The Federal Reserve’s Chair, Jerome Powell, recently made an announcement indicating a move from more neutral rates, into a restrictive zone, in an attempt to cool the market.

The surprising part of all of this is the recent downturn in rates. The steam taken out of the housing market, dropping rates down to 5.1%, or even less for some borrowers, could incentivize buyers to get back in the proverbial water.

Mortgage Rates on an Island

Thing is, the Fed raising interest rates doesn’t always automatically equate to rising mortgage rates.
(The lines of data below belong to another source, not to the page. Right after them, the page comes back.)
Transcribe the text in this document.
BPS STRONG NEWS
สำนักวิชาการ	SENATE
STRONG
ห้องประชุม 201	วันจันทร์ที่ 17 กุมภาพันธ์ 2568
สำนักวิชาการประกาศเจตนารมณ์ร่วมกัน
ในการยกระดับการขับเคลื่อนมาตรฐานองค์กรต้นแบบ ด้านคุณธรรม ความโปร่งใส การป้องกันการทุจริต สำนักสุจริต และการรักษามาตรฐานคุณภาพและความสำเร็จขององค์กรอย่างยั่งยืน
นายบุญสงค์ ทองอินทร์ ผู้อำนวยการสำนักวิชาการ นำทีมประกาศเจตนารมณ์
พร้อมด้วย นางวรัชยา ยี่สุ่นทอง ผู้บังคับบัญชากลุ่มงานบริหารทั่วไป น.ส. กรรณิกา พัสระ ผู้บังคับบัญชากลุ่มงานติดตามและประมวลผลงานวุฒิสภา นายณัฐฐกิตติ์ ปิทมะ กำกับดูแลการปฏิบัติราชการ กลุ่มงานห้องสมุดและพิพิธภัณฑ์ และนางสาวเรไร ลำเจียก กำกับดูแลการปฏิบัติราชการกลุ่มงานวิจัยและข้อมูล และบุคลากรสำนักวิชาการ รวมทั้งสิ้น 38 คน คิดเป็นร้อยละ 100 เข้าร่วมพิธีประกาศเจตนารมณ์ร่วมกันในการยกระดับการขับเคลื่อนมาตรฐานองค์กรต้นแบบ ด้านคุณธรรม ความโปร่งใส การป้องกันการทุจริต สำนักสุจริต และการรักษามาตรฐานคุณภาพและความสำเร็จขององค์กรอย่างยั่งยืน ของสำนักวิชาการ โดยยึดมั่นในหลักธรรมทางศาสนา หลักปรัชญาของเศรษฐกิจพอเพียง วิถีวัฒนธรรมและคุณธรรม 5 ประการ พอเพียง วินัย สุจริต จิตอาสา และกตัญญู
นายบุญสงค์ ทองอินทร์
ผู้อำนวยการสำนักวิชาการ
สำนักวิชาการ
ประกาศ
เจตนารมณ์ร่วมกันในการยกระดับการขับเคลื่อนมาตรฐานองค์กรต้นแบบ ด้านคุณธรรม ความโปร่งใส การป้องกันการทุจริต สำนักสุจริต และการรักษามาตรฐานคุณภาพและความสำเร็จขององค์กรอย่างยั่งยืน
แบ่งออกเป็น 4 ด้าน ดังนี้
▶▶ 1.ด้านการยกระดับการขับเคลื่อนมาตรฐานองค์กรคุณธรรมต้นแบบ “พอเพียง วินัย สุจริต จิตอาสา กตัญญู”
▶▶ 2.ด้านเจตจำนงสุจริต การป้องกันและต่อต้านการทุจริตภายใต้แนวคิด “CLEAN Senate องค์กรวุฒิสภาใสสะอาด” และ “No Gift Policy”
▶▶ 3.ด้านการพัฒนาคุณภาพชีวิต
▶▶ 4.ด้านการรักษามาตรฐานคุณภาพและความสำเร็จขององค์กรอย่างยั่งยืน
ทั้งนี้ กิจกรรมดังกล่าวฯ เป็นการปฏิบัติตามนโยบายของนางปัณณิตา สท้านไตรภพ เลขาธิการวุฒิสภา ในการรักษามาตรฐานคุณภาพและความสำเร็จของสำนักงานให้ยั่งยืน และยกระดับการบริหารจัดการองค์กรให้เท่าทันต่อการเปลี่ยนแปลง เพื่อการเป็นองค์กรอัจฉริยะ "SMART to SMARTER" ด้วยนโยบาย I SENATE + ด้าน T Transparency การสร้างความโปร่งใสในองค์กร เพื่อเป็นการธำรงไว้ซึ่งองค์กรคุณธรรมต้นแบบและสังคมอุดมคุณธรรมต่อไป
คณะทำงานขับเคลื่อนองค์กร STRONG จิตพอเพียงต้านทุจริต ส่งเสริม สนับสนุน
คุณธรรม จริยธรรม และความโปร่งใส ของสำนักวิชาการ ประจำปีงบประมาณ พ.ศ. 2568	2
Which is why some lenders are still offering mortgage terms with rates as low as 3.5% in some cases.

The best way to ensure you lock in the lowest rate and the most favorable terms, regardless of whether you’re buying a primary residence, second home, or investment property, or if you’re looking for a cash-out or rate and term refinance, is to compare your options.

Running side-by-side comparisons, crunching your numbers down to the penny, and taking into account elements like your credit score and DTI (debt-to-income ratio) are all key factors when calculating your new mortgage payment. And with rates and asking prices both on a downturn at the same time, the time to strike may very well be right now.